In this study, PHB and PHBV films were prepared to investigate the effects of soil humidity and chemical structure on biodegradation and physicochemical properties. The samples aged in soil and saturated with water exhibited a rapid decrease in mechanical properties, thermal stability, and molecular weight and, were fully degraded after two weeks. In stark contrast, the samples aged in soil and kept in an environment with only 40% relative humidity showed minimal changes in mechanical properties, melting temperature, degree of crystallinity, and molecular weight. Computational studies indicate that the free energy level of the protonated form of PHB is lower than that of the non-protonated form, meaning water is a very important medium for hydrolysis degradation. The FT-IR analysis, performed with a DFT calculation when PHB degrades via a hydrolysis reaction, showed a similar trend of C–O and O–H stretching peaks compared to those observed in the FT-IR spectra from the aging experiments.
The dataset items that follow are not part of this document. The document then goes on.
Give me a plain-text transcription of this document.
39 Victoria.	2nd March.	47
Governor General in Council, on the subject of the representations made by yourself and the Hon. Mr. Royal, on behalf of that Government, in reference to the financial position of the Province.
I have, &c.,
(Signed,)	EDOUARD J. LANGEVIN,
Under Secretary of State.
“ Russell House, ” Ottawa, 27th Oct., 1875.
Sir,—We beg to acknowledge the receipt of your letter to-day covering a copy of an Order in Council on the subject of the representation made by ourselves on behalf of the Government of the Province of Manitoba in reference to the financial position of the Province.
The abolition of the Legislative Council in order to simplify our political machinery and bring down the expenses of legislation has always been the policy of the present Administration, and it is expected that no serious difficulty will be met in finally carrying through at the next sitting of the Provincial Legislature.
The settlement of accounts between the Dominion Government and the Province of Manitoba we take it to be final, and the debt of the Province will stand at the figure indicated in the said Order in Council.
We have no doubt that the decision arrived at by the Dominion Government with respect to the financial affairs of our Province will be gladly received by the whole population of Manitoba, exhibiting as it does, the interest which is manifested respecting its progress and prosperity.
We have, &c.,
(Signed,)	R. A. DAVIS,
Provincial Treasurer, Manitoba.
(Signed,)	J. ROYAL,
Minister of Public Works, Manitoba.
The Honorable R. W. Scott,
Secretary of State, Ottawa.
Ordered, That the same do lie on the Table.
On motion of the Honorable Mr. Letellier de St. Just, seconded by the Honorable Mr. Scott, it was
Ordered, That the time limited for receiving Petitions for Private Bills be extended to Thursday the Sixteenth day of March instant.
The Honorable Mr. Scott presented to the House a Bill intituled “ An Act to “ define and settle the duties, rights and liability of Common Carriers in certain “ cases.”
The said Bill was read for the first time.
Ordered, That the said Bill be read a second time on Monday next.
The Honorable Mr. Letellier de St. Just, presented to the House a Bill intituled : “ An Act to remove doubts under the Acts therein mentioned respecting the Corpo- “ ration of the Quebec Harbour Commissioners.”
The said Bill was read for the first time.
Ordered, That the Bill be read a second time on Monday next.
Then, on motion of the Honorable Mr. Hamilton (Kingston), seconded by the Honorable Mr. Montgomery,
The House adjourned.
Contrary to the slow decrease in the crystallinity of PHBV with time, mainly due to the hydrophobic hydroxyvalerate moiety, the PHB samples under both 100% and 40% RH showed significant decreases in the degree of crystallinity within a week. In addition, a detailed degradation-time-dependent thermomechanical behavior for the two polymer chemistries was presented. Overall, this biodegradation study, as well as the understanding of the physicochemical properties of PHB and PHBV as a function of degradation time, are deemed useful for designing and optimizing the next generation of biodegradable polymers for various applications and improving sustainability and circularity in plastics.